Y eso es así porque ese adjetivo forma un conjunto bien ligado
métricamente y
que facilita la composición del poeta que debe improvisar muchas
veces al
recitar la poesía. Trata pues de iniciar el verso con la idea
que quiere
expresar y terminarlo con fórmulas ya preestablecidas que
“funcionan” bien
métricamente. Así nos encontramos a menudo con “Aquiles
el de los pies
ligeros”, “el muy sufrido divino Odiseo”, etc. El poeta dispone de todo
un
repertorio elaborado por múltiples rapsodas a lo largo de los
tiempos y echa
mano de él cuando lo necesita. Porque no hay que olvidar que la
poesía
rapsódica es una poesía viva. No se trata de que una
composición poética una
vez creada por un rapsoda fuese aprendida de memoria por otros que la
repetirían exactamente, sino que cada rapsoda haría
hablar a sus personajes de
forma diferente, en el lenguaje que fuese inteligible por el publico
oyente de
su época.
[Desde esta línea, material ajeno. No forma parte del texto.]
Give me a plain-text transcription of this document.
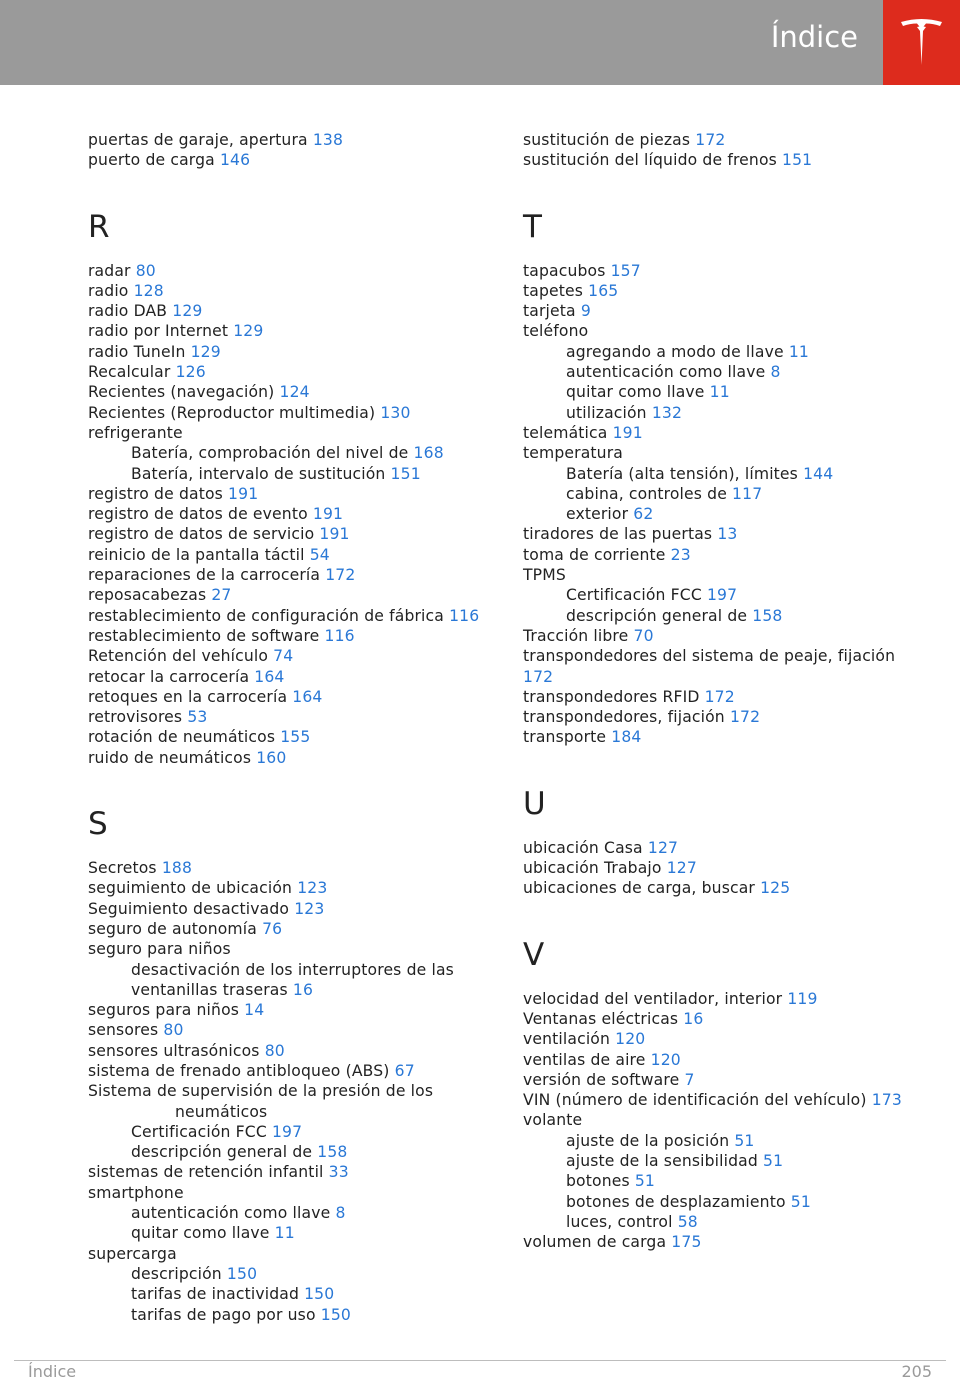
Índice
puertas de garaje, apertura 138
puerto de carga 146
R
radar 80
radio 128
radio DAB 129
radio por Internet 129
radio TuneIn 129
Recalcular 126
Recientes (navegación) 124
Recientes (Reproductor multimedia) 130
refrigerante
Batería, comprobación del nivel de 168
Batería, intervalo de sustitución 151
registro de datos 191
registro de datos de evento 191
registro de datos de servicio 191
reinicio de la pantalla táctil 54
reparaciones de la carrocería 172
reposacabezas 27
restablecimiento de configuración de fábrica 116
restablecimiento de software 116
Retención del vehículo 74
retocar la carrocería 164
retoques en la carrocería 164
retrovisores 53
rotación de neumáticos 155
ruido de neumáticos 160
S
Secretos 188
seguimiento de ubicación 123
Seguimiento desactivado 123
seguro de autonomía 76
seguro para niños
desactivación de los interruptores de las
ventanillas traseras 16
seguros para niños 14
sensores 80
sensores ultrasónicos 80
sistema de frenado antibloqueo (ABS) 67
Sistema de supervisión de la presión de los
neumáticos
Certificación FCC 197
descripción general de 158
sistemas de retención infantil 33
smartphone
autenticación como llave 8
quitar como llave 11
supercarga
descripción 150
tarifas de inactividad 150
tarifas de pago por uso 150
sustitución de piezas 172
sustitución del líquido de frenos 151
T
tapacubos 157
tapetes 165
tarjeta 9
teléfono
agregando a modo de llave 11
autenticación como llave 8
quitar como llave 11
utilización 132
telemática 191
temperatura
Batería (alta tensión), límites 144
cabina, controles de 117
exterior 62
tiradores de las puertas 13
toma de corriente 23
TPMS
Certificación FCC 197
descripción general de 158
Tracción libre 70
transpondedores del sistema de peaje, fijación 172
transpondedores RFID 172
transpondedores, fijación 172
transporte 184
U
ubicación Casa 127
ubicación Trabajo 127
ubicaciones de carga, buscar 125
V
velocidad del ventilador, interior 119
Ventanas eléctricas 16
ventilación 120
ventilas de aire 120
versión de software 7
VIN (número de identificación del vehículo) 173
volante
ajuste de la posición 51
ajuste de la sensibilidad 51
botones 51
botones de desplazamiento 51
luces, control 58
volumen de carga 175
Índice	205
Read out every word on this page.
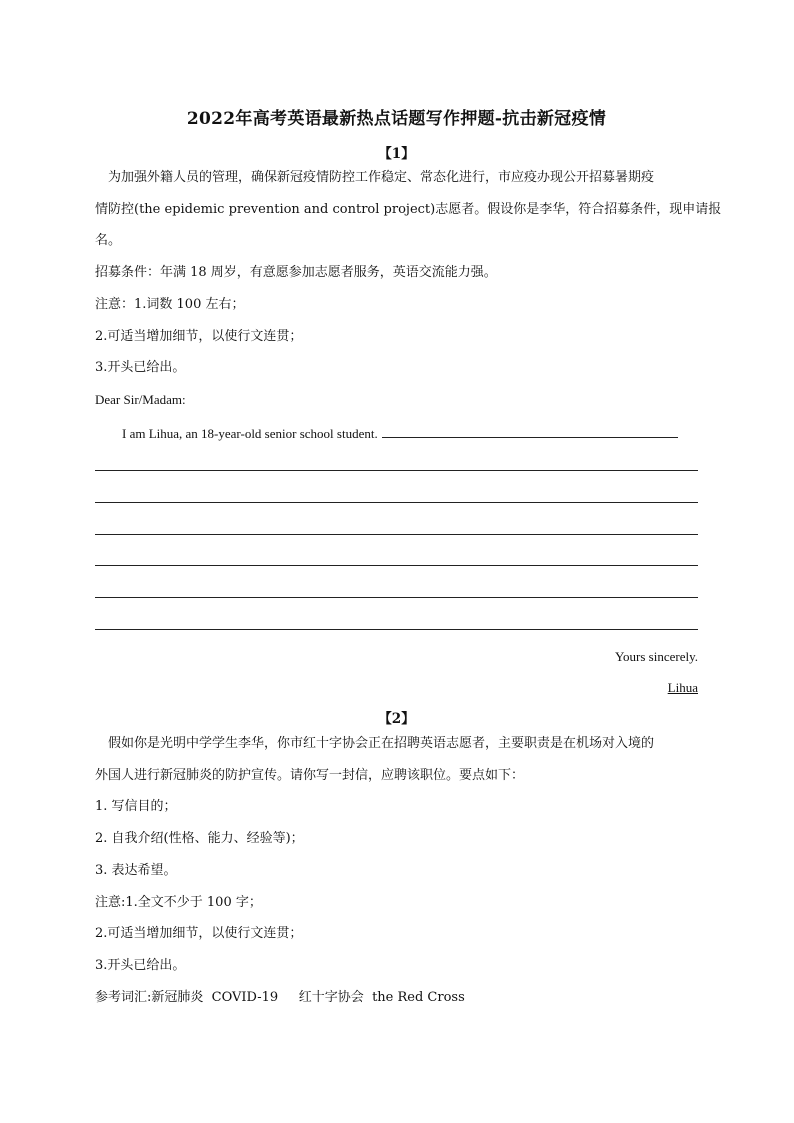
2022年高考英语最新热点话题写作押题-抗击新冠疫情
【1】
为加强外籍人员的管理，确保新冠疫情防控工作稳定、常态化进行，市应疫办现公开招募暑期疫
情防控(the epidemic prevention and control project)志愿者。假设你是李华，符合招募条件，现申请报
名。
招募条件：年满 18 周岁，有意愿参加志愿者服务，英语交流能力强。
注意：1.词数 100 左右；
2.可适当增加细节，以使行文连贯；
3.开头已给出。
Dear Sir/Madam:
I am Lihua, an 18-year-old senior school student.
Yours sincerely.
Lihua
【2】
假如你是光明中学学生李华，你市红十字协会正在招聘英语志愿者，主要职责是在机场对入境的
外国人进行新冠肺炎的防护宣传。请你写一封信，应聘该职位。要点如下：
1. 写信目的；
2. 自我介绍(性格、能力、经验等)；
3. 表达希望。
注意:1.全文不少于 100 字；
2.可适当增加细节，以使行文连贯；
3.开头已给出。
参考词汇:新冠肺炎  COVID-19     红十字协会  the Red Cross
Pero todo dentro de un marco fijo y dentro de ese
marco especialmente
los nombres de los personajes y lugares geográficos
serían invariantes.
En
cuanto a la
forma de transmisión de estas epopeyas cantadas o recitadas
durante los
llamados siglos oscuros hay que aclarar que no hubo tan completa
oscuridad,
cabría hablar de siglos “oscuros iluminados”. Tras la
destrucción de los
grandes centros administrativos o palacios hubo un resurgimiento de
muchos
lugares que los convirtió en centros, aunque sin palacio, y a
pesar de la
destrucción de la tupida red intercambios que existía
anteriormente éstos no
desaparecieron del todo. En alguno de estos centros resurgidos hacia el
1100 a.C.
como Perati en el
Ática, Foquis en Tesalia, Lefcandi en Eubea, etc. se han
encontrado necrópolis
con lujosos menajes de enterramiento, vasos, joyas, etc. algunos
procedentes de
lugares lejanos como Creta, Chipre, Rodas, Cos hasta Siria y Egipto. En
algunas
piezas artísticas representado el aedo con su phorminx, una lira. Como se ve la pequeña
nobleza de esta
época se mantiene como puede con sus antiguos estandares de
vida. Las viejas
narraciones de gloria y grandeza del pasado en boca de los aedos
servirían para
dar apoyo y ánimo. Y cuando luego dio comienzo la gran
emigración a la costa
asiática, alrededor del 1050 a.C., llevaron consigo ese arte y
sus correspondientes
artistas a la nueva patria. Visto así, Homero, el rapsoda que
creció en la
región colonizada griega oriental de la Jonia
asiática, no es para nosotros un principio,
sino el final y culmen de una tradición secular. No ha inventado
él mismo las
historias dentro de las que intenta desarrollar sus nuevos
propósitos poéticos.
Le eran familiares merced a innumerables elaboraciones ajenas y,
más tarde,
también propias. La historia de Troya era una de ellas.
Veamos
ahora cuál
pudo ser el motivo de la guerra de Troya. Para ello debemos recurrir de
nuevo a
las fuentes hititas y a la correspondencia entre la corte de Hattusa y
Achijawa, una correspondencia que evidentemente debió ser
bidireccional pero de
la que no se ha encontrado nada en los archivos micénicos.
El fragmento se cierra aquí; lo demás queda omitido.